無意識のうちにそうなってしまう、むしろ、やめようと思えば思う程赤くなったり青くなったりします。

どんなに言葉で「私は落ち着いていますよ」と言ったところで、皮膚はその人の本心を表現してしまっているわけです。

 

また、肌を通して感じることも、実はずっと心の奥に影響を与えているわけです。

ただそれは、言語化できるような意識的な情報ではないために、その影響を受けていることに気付かないだけなのです。

 

例えば、恋人に手を握られた時・・・。

たとえその相手が、口では優しいことを言っていて、立派な人生哲学などを語っていたとしても、いつもがさつな手の握り方をしていると、何となく落ち着かない、不思議な違和感が心の中に感じられるものです。

頭では「優しくて立派な人」と感じているつもりなのに、なぜか、理由はわからないけれど、一緒に居ても安心できない…というように。

 

そのような「何となく」の感覚、潜在意識に浸透するような、言葉にしづらい感覚というものを、皮膚は常に感じているのです。

落ち着く場所の空気を感じる、というようなものもそうです。その場の雰囲気というのは、つまり肌で空気を感じているのです。

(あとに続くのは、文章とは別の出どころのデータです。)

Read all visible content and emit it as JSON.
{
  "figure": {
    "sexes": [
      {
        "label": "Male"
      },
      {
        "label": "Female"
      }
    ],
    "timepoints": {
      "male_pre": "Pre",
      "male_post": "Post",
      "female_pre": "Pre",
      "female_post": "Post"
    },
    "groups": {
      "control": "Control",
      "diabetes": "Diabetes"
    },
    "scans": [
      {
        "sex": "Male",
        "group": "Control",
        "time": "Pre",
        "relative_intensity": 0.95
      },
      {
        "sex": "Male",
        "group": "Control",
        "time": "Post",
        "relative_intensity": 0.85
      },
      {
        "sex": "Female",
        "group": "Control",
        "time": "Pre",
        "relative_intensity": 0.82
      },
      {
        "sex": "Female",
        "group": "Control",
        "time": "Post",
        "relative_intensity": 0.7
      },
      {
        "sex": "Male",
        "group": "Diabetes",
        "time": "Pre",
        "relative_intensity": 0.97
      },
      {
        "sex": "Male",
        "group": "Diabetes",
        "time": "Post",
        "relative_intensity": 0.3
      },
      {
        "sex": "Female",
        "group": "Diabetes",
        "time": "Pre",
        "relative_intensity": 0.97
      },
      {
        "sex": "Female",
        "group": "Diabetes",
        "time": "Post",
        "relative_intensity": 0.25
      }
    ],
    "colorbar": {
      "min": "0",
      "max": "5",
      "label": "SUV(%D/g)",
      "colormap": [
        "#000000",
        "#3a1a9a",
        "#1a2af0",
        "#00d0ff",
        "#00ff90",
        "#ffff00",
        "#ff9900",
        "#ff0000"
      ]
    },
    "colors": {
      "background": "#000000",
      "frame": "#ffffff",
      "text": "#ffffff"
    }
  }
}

「現場の空気を肌で感じる」とか、「肌に合う」などとも言われるように、理屈で語れないけれど、とても重要な要素を私達は肌で感じ、そして伝えているのです。

 

小さな子供、特に赤ちゃんのうちは、目や耳で聞いた情報を脳で分析するという能力がまだ未発達なため、肌で感じる情報のほうが影響力が強いようです。

子供が親の体に触れたがる、手をつなぎたがる、抱っこを求めるのは、そういう理由でもあります。

 

子供の感覚器を育てる意味でも、そして心を育てるためにはさらに、たっぷりと肌に触れてあげることが絶対条件になります。

肌を通しての深い安心感に満たされてこそ、心にゆとりが育まれるのです。

 

その経験がない子は、いつまでもベタベタしてきたり、或いは逆に極端に冷たくなったりする傾向があります。

幼い頃から、肌で触れあって多くのことを感じて来た人は、様々なことを肌で感じる、分かってあげることができる、『気』がきく大人になれることでしょう。